Establish Genome Builder

  1. Download desired index files from official HISAT2 site.
  2. Uncompress it and move desired folder.

Prepare Genome Builder using `hisat2-build` if not available on suitable index file

hisat2-build builds a HISAT2 index from a set of DNA sequences. hisat2-build outputs a set of 6 files with suffixes .1.ht2, .2.ht2, .3.ht2, .4.ht2, .5.ht2, .6.ht2, .7.ht2, and .8.ht2. Use the following command to prepare the genome builder with hisat2-build:

$ hisat2-build <genome sequence.fa> <output folder>

The genome sequence file downloads the fa format of the toplevel (e.g. species.version.dna.toplevel.fa) provided by the ENSEMBL.

  • Here is an example command to perform hisat2-build on the reference file:
      $ hisat2-build /Users/jchoi/Desktop/Build/Danio_rerio.GRCz11.dna.toplevel.fa \
  • When hisat2-build finished typing, it prints messages processing genome builder file look like this:

Running HISAT2

Use the following command to perform mapping to the genome with hisat2:

$ hisat2 -x <GenoemeBuilder> -1 <forward> -2 <reverse> -S <output.sam> <OptionalParameters>

In these commands,

  • -x <GenoemeBuilder>: Specifies the genome index. Since index files consist of genome.X.ht2, the builder command must be typed as follows; /genome/builder/path/genome
  • -1, -2: Specifies the forward (-1) and reverse (-2) input files. Support gz commpressed fastq (fq) files.
  • -S <output.sam>: Specifies the output file type and name.
  • The <OptionalParameters> offer a wide range of variables as bellow, see the HISAT2’s manual for details.

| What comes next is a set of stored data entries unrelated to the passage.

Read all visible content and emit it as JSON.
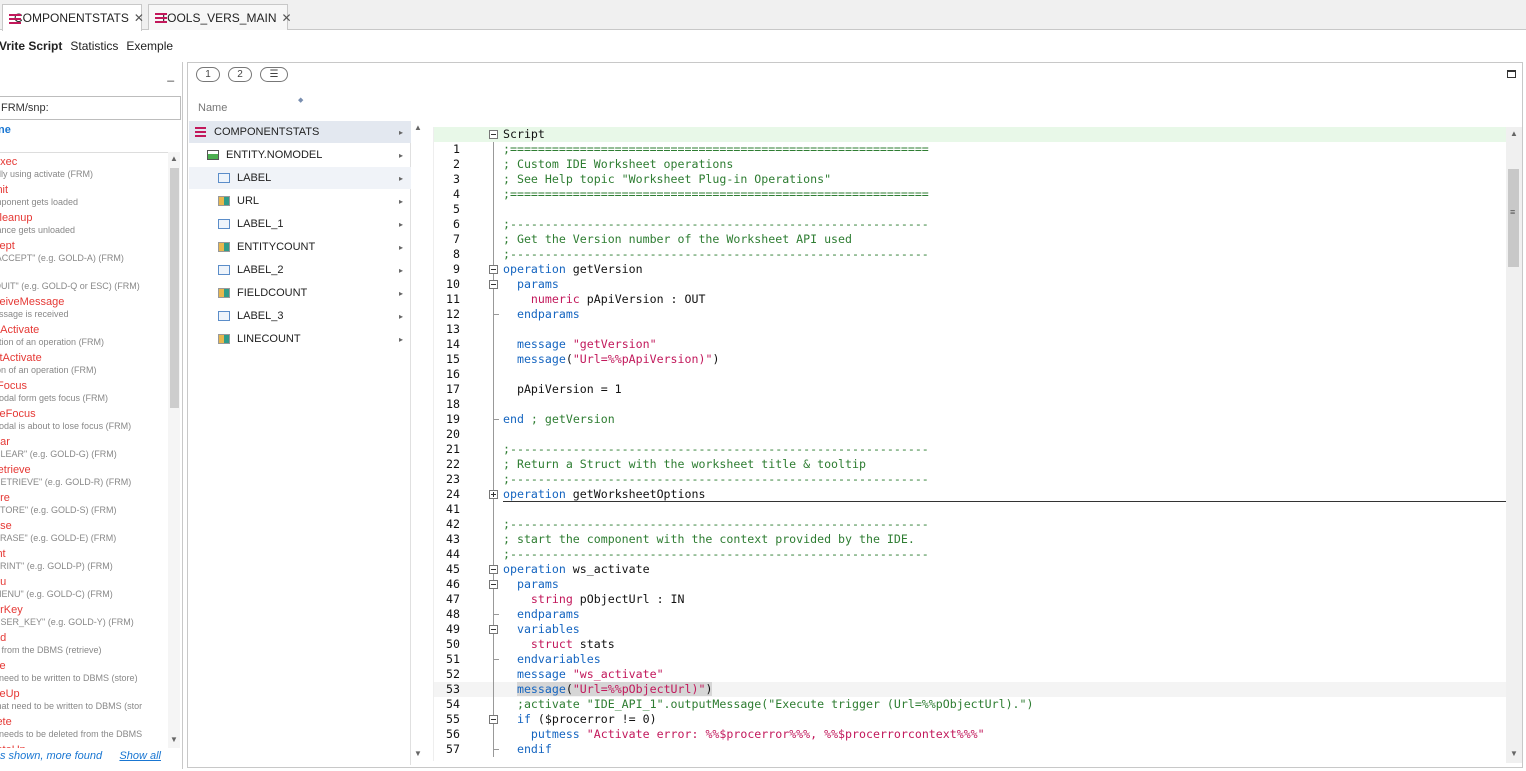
{
  "tabs": [
    {
      "label": "COMPONENTSTATS",
      "active": true
    },
    {
      "label": "TOOLS_VERS_MAIN",
      "active": false
    }
  ],
  "subtabs": [
    "Vrite Script",
    "Statistics",
    "Exemple"
  ],
  "left_panel": {
    "minimize": "_",
    "filter_value": "FRM/snp:",
    "name_header": "ne",
    "triggers": [
      {
        "name": "exec",
        "desc": "ally using activate (FRM)"
      },
      {
        "name": "init",
        "desc": "mponent gets loaded"
      },
      {
        "name": "cleanup",
        "desc": "tance gets unloaded"
      },
      {
        "name": "cept",
        "desc": "'ACCEPT\" (e.g. GOLD-A) (FRM)"
      },
      {
        "name": "it",
        "desc": "QUIT\" (e.g. GOLD-Q or ESC) (FRM)"
      },
      {
        "name": "ceiveMessage",
        "desc": "essage is received"
      },
      {
        "name": "eActivate",
        "desc": "ation of an operation (FRM)"
      },
      {
        "name": "stActivate",
        "desc": "ion of an operation (FRM)"
      },
      {
        "name": "tFocus",
        "desc": "nodal form gets focus (FRM)"
      },
      {
        "name": "seFocus",
        "desc": "nodal is about to lose focus (FRM)"
      },
      {
        "name": "ear",
        "desc": "CLEAR\" (e.g. GOLD-G) (FRM)"
      },
      {
        "name": "retrieve",
        "desc": "RETRIEVE\" (e.g. GOLD-R) (FRM)"
      },
      {
        "name": "ore",
        "desc": "STORE\" (e.g. GOLD-S) (FRM)"
      },
      {
        "name": "ase",
        "desc": "ERASE\" (e.g. GOLD-E) (FRM)"
      },
      {
        "name": "int",
        "desc": "PRINT\" (e.g. GOLD-P) (FRM)"
      },
      {
        "name": "nu",
        "desc": "MENU\" (e.g. GOLD-C) (FRM)"
      },
      {
        "name": "erKey",
        "desc": "USER_KEY\" (e.g. GOLD-Y) (FRM)"
      },
      {
        "name": "ad",
        "desc": "d from the DBMS (retrieve)"
      },
      {
        "name": "ite",
        "desc": "t need to be written to DBMS (store)"
      },
      {
        "name": "iteUp",
        "desc": "that need to be written to DBMS (stor"
      },
      {
        "name": "lete",
        "desc": "t needs to be deleted from the DBMS"
      },
      {
        "name": "leteUp",
        "desc": ""
      }
    ],
    "footer_status": "s shown, more found",
    "footer_link": "Show all"
  },
  "main_panel": {
    "toolbar": [
      "1",
      "2",
      "☰"
    ],
    "name_header": "Name",
    "tree": [
      {
        "label": "COMPONENTSTATS",
        "icon": "component-icon"
      },
      {
        "label": "ENTITY.NOMODEL",
        "icon": "entity-icon"
      },
      {
        "label": "LABEL",
        "icon": "label-icon"
      },
      {
        "label": "URL",
        "icon": "field-icon"
      },
      {
        "label": "LABEL_1",
        "icon": "label-icon"
      },
      {
        "label": "ENTITYCOUNT",
        "icon": "field-icon"
      },
      {
        "label": "LABEL_2",
        "icon": "label-icon"
      },
      {
        "label": "FIELDCOUNT",
        "icon": "field-icon"
      },
      {
        "label": "LABEL_3",
        "icon": "label-icon"
      },
      {
        "label": "LINECOUNT",
        "icon": "field-icon"
      }
    ],
    "code": [
      {
        "n": "",
        "fold": "exp",
        "segs": [
          [
            "kw",
            ""
          ],
          [
            "id",
            "Script"
          ]
        ]
      },
      {
        "n": "1",
        "segs": [
          [
            "cm",
            ";============================================================"
          ]
        ]
      },
      {
        "n": "2",
        "segs": [
          [
            "cm",
            "; Custom IDE Worksheet operations"
          ]
        ]
      },
      {
        "n": "3",
        "segs": [
          [
            "cm",
            "; See Help topic \"Worksheet Plug-in Operations\""
          ]
        ]
      },
      {
        "n": "4",
        "segs": [
          [
            "cm",
            ";============================================================"
          ]
        ]
      },
      {
        "n": "5",
        "segs": []
      },
      {
        "n": "6",
        "segs": [
          [
            "cm",
            ";------------------------------------------------------------"
          ]
        ]
      },
      {
        "n": "7",
        "segs": [
          [
            "cm",
            "; Get the Version number of the Worksheet API used"
          ]
        ]
      },
      {
        "n": "8",
        "segs": [
          [
            "cm",
            ";------------------------------------------------------------"
          ]
        ]
      },
      {
        "n": "9",
        "fold": "exp",
        "segs": [
          [
            "kw",
            "operation"
          ],
          [
            "id",
            " getVersion"
          ]
        ]
      },
      {
        "n": "10",
        "fold": "exp",
        "segs": [
          [
            "id",
            "  "
          ],
          [
            "kw",
            "params"
          ]
        ]
      },
      {
        "n": "11",
        "segs": [
          [
            "id",
            "    "
          ],
          [
            "ty",
            "numeric"
          ],
          [
            "id",
            " pApiVersion : OUT"
          ]
        ]
      },
      {
        "n": "12",
        "end": true,
        "segs": [
          [
            "id",
            "  "
          ],
          [
            "kw",
            "endparams"
          ]
        ]
      },
      {
        "n": "13",
        "segs": []
      },
      {
        "n": "14",
        "segs": [
          [
            "id",
            "  "
          ],
          [
            "kw",
            "message"
          ],
          [
            "id",
            " "
          ],
          [
            "st",
            "\"getVersion\""
          ]
        ]
      },
      {
        "n": "15",
        "segs": [
          [
            "id",
            "  "
          ],
          [
            "kw",
            "message"
          ],
          [
            "id",
            "("
          ],
          [
            "st",
            "\"Url=%%pApiVersion)\""
          ],
          [
            "id",
            ")"
          ]
        ]
      },
      {
        "n": "16",
        "segs": []
      },
      {
        "n": "17",
        "segs": [
          [
            "id",
            "  pApiVersion = 1"
          ]
        ]
      },
      {
        "n": "18",
        "segs": []
      },
      {
        "n": "19",
        "end": true,
        "segs": [
          [
            "kw",
            "end"
          ],
          [
            "cm",
            " ; getVersion"
          ]
        ]
      },
      {
        "n": "20",
        "segs": []
      },
      {
        "n": "21",
        "segs": [
          [
            "cm",
            ";------------------------------------------------------------"
          ]
        ]
      },
      {
        "n": "22",
        "segs": [
          [
            "cm",
            "; Return a Struct with the worksheet title & tooltip"
          ]
        ]
      },
      {
        "n": "23",
        "segs": [
          [
            "cm",
            ";------------------------------------------------------------"
          ]
        ]
      },
      {
        "n": "24",
        "fold": "col",
        "sep": true,
        "segs": [
          [
            "kw",
            "operation"
          ],
          [
            "id",
            " getWorksheetOptions"
          ]
        ]
      },
      {
        "n": "41",
        "segs": []
      },
      {
        "n": "42",
        "segs": [
          [
            "cm",
            ";------------------------------------------------------------"
          ]
        ]
      },
      {
        "n": "43",
        "segs": [
          [
            "cm",
            "; start the component with the context provided by the IDE."
          ]
        ]
      },
      {
        "n": "44",
        "segs": [
          [
            "cm",
            ";------------------------------------------------------------"
          ]
        ]
      },
      {
        "n": "45",
        "fold": "exp",
        "segs": [
          [
            "kw",
            "operation"
          ],
          [
            "id",
            " ws_activate"
          ]
        ]
      },
      {
        "n": "46",
        "fold": "exp",
        "segs": [
          [
            "id",
            "  "
          ],
          [
            "kw",
            "params"
          ]
        ]
      },
      {
        "n": "47",
        "segs": [
          [
            "id",
            "    "
          ],
          [
            "ty",
            "string"
          ],
          [
            "id",
            " pObjectUrl : IN"
          ]
        ]
      },
      {
        "n": "48",
        "end": true,
        "segs": [
          [
            "id",
            "  "
          ],
          [
            "kw",
            "endparams"
          ]
        ]
      },
      {
        "n": "49",
        "fold": "exp",
        "segs": [
          [
            "id",
            "  "
          ],
          [
            "kw",
            "variables"
          ]
        ]
      },
      {
        "n": "50",
        "segs": [
          [
            "id",
            "    "
          ],
          [
            "ty",
            "struct"
          ],
          [
            "id",
            " stats"
          ]
        ]
      },
      {
        "n": "51",
        "end": true,
        "segs": [
          [
            "id",
            "  "
          ],
          [
            "kw",
            "endvariables"
          ]
        ]
      },
      {
        "n": "52",
        "segs": [
          [
            "id",
            "  "
          ],
          [
            "kw",
            "message"
          ],
          [
            "id",
            " "
          ],
          [
            "st",
            "\"ws_activate\""
          ]
        ]
      },
      {
        "n": "53",
        "cur": true,
        "segs": [
          [
            "id",
            "  "
          ],
          [
            "selkw",
            "message"
          ],
          [
            "sel",
            "("
          ],
          [
            "selst",
            "\"Url=%%pObjectUrl)\""
          ],
          [
            "sel",
            ")"
          ]
        ]
      },
      {
        "n": "54",
        "segs": [
          [
            "id",
            "  "
          ],
          [
            "cm",
            ";activate \"IDE_API_1\".outputMessage(\"Execute trigger (Url=%%pObjectUrl).\")"
          ]
        ]
      },
      {
        "n": "55",
        "fold": "exp",
        "segs": [
          [
            "id",
            "  "
          ],
          [
            "kw",
            "if"
          ],
          [
            "id",
            " ($procerror != 0)"
          ]
        ]
      },
      {
        "n": "56",
        "segs": [
          [
            "id",
            "    "
          ],
          [
            "kw",
            "putmess"
          ],
          [
            "id",
            " "
          ],
          [
            "st",
            "\"Activate error: %%$procerror%%%, %%$procerrorcontext%%%\""
          ]
        ]
      },
      {
        "n": "57",
        "end": true,
        "segs": [
          [
            "id",
            "  "
          ],
          [
            "kw",
            "endif"
          ]
        ]
      }
    ]
  }
}
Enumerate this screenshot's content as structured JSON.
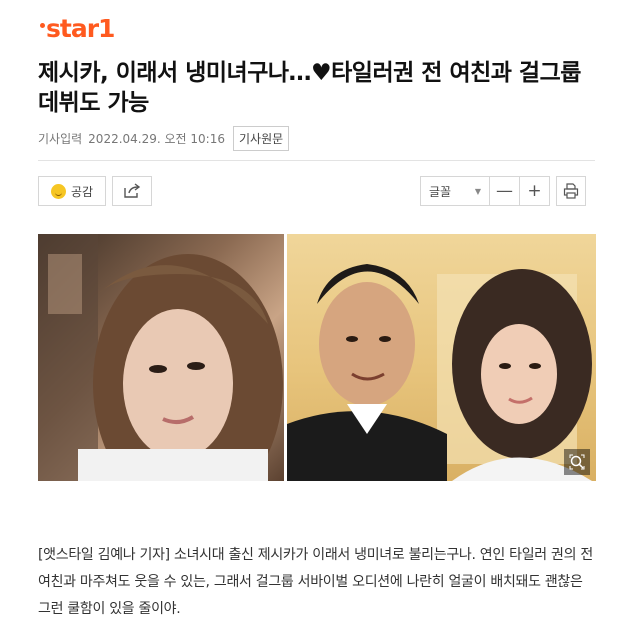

    -5/--trim5 <int, -3/--trim3 <int>Trim bases from 5' (left) or 3' (right) end of each read before alignment (default: 0).
    --mp MX,MNSets the maximum (MX) and minimum (MN) mismatch penalties, both integers.
    --sp MX,MNSets the maximum (MX) and minimum (MN) penalties for soft-clipping per base, both integers.
    --np <int>Sets penalty for positions where the read, reference, or both, contain an ambiguous character such as N.
    --dta-cufflinks optionReport alignments tailored specifically for Cufflinks. In addition to what HISAT2 does with the above option (–dta), With this option, HISAT2 looks for novel splice sites with three signals (GT/AG, GC/AG, AT/AC), but all user-provided splice sites are used irrespective of their signals.
    -k <int>It searches for at most distinct, primary alignments for each read. Primary alignments mean alignments whose alignment score is equal or higher than any other alignments (Default: 5).
    -p <int>The number of CPU threads HISAT program will use when executing multi-processing tasks.

Example Code

Here is an example command to perform alignment with the human hg19 genome on trimmed fastq files:

$ hisat2 -x /Users/jchoi/Desktop/RNA-seq/GenomeIndex/hg19_HiSat2Builder/genome \
    -1 /Users/jchoi/Desktop/Trim/Trim_shCon_H2O2_1.fq.gz \
    -2 /Users/jchoi/Desktop/Trim/Trim_shCon_H2O2_2.fq.gz \
    -S /Users/jchoi/Desktop/SAM/shCon_H2O2.sam -p 10 --dta-cufflinks -k 5


When HISAT2 finishes running, it prints messages summarizing what happened.

24403217 reads; of these:
  24403217 (100.00%) were paired; of these:
    3213764 (13.17%) aligned concordantly 0 times
    18006379 (73.79%) aligned concordantly exactly 1 time
    3183074 (13.04%) aligned concordantly >1 times
    3213764 pairs aligned concordantly 0 times; of these:
      316476 (9.85%) aligned discordantly 1 time
    2897288 pairs aligned 0 times concordantly or discordantly; of these:
      5794576 mates make up the pairs; of these:
        3288372 (56.75%) aligned 0 times
        1992820 (34.39%) aligned exactly 1 time
        513384 (8.86%) aligned >1 times
93.26% overall alignment rate
  • This message can also be outputted by samtools.

The subsequent process utilizes the resulting ‘SAM’ file.